My question is:
What is the appropriate estimate of mean survival in a target population defined by a health care provider?
The context is:
Typically, evidence about the relative effects of treatments comes from one or more RCTs and mean survival for each treatment is estimated from some parametric model fitted to the data i.e. with extrapolation to patients lifetimes and without an assumption of proportional hazards. When there is only one RCT it is common to use only the study data and to fit models separately to the data from each treatment arm or with an effect for treatment included for each parameter in the models.
When there are multiple RCTs the studies are typically used to estimate relative effects (e.g. using a network meta-analysis of fractional polynomials for the hazard function) which are “added” to a baseline hazard function in order to generate treatment specific survival functions and mean survival.

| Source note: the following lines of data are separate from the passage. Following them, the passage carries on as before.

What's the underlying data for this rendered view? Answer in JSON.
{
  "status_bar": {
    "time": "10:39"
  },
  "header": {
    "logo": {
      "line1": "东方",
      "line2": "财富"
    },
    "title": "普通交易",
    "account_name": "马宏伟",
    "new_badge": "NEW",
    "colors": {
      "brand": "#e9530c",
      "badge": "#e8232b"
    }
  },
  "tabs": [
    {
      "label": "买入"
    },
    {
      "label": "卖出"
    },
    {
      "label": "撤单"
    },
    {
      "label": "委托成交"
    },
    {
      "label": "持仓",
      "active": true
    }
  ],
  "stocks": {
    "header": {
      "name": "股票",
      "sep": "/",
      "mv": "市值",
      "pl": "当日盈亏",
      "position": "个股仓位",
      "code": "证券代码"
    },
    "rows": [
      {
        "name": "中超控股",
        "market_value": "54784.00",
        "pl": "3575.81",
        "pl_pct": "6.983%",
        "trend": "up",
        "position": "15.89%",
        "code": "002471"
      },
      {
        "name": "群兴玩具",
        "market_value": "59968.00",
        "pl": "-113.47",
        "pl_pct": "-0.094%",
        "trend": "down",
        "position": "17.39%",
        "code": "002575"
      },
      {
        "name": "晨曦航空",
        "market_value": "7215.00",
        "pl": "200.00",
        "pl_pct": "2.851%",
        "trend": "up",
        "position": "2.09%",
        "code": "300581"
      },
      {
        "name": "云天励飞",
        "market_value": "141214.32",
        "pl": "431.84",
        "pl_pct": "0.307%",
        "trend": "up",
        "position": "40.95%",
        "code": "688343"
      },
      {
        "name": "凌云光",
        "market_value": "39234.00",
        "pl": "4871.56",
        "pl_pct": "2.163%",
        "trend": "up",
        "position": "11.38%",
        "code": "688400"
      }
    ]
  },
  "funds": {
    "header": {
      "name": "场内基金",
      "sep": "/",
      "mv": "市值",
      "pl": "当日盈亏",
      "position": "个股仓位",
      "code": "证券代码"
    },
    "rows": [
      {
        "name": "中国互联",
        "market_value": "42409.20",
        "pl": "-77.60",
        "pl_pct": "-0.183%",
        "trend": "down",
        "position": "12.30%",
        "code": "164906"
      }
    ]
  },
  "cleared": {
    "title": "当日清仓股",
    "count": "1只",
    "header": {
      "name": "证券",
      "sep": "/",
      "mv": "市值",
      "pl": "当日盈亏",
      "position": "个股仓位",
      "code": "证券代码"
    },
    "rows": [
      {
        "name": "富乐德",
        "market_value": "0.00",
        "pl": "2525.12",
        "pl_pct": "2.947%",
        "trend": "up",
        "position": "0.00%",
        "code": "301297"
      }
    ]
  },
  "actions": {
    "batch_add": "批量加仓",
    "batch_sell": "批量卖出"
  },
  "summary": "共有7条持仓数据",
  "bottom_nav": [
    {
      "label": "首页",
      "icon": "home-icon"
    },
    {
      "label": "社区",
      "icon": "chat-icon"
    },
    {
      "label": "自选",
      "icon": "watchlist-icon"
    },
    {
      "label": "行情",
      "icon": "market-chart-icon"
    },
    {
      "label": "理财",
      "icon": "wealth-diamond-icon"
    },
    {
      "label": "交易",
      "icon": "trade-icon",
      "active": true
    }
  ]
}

A common feature of both situations is that the analysis is of marginal models with no account taken of the sampling scheme or known prognostic factors or treatment effect modifiers. Accepting the principle that clinical trials should be analysed as randomised then we should include any stratification factors and also any known prognostic factors.
My questions are:
How should mean survival for the target population be estimated from a conditional model?
What is the relevance of the joint distribution of the covariates in the target population and how might this be estimated?
What can be said about the interpretation of the estimates of mean survival from marginal and conditional means and the extent to which estimates from a marginal model are biased with invalid estimates of error?